Harry Morrey Salmon

Harry Morrey Salmon (1892 – May 1985) was a naturalist famed for his work in Wales and for his bird photography.[1][2]

Career

He started his career as a photographer in 1909, joined the Cardiff Naturalists Society in 1910, and had become a published author by 1914. He was hailed as the "Welsh ornithologist of the century" and as "the father of British bird photography." His photographic career started in 1908. He was the first to record the nocturnal activities of Manx Shearwater on the Pembrokeshire Islands and in 1924 he achieved another first by using his skill with a camera in choppy seas to obtain a census of the large colonies of Gannet on Grassholm. These memorable early photographs were used as illustrations in Birds in Britain Today which he and Geoffrey Ingram published in 1934. He was also a notable conservationist and in 1961 was responsible for the first proposal that the island of Flat Holm in the Bristol Channel should become a nature reserve, and in 1975 it was so designated.
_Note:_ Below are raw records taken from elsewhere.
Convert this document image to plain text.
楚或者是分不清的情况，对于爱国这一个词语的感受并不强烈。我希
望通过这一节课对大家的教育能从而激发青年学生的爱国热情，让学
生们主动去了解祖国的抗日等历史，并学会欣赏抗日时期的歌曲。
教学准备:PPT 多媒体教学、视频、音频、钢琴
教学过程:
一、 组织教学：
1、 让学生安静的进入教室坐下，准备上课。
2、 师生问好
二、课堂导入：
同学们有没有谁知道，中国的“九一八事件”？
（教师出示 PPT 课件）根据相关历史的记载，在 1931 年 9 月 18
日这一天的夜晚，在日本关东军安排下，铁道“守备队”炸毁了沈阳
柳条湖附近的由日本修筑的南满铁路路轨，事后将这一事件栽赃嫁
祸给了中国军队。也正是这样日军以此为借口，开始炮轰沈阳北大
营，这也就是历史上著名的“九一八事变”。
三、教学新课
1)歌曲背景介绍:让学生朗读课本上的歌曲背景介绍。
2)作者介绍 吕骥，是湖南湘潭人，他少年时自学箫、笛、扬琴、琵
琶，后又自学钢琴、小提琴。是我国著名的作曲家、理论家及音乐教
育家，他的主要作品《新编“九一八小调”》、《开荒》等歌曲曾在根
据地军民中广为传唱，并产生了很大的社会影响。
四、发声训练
He was a key figure in the conservation of the Red Kite in Wales[3][4]

He had a distinguished military career in the British army rising to the rank of Captain in World War I and to that of Colonel in World War II. He was awarded the CBE in recognition of his distinguished contribution to operations in the Mediterranean from November 1942 until May 1945

He served as the treasurer of the National Museum of Wales from 1962 until 1982.

References

  1. "OBITUARY". Ibis. 128: 427. doi:10.1111/j.1474-919X.1986.tb02694.x.
  2. https://cardiffnaturalists.org.uk/htmfiles/150th-05.htm
  3. Sutherland, Mairead. "Obituary Colonel H. Morrey Salmon, C.B.E., M.C., D.L.,D.Sc". Transactions of the Cardiff Naturalists' Society. c: 4–7.
  4. Bowen, Idris. "Colonel Salmon's Photography". Transactions of the Cardiff Naturalists' Society. c: 8–12.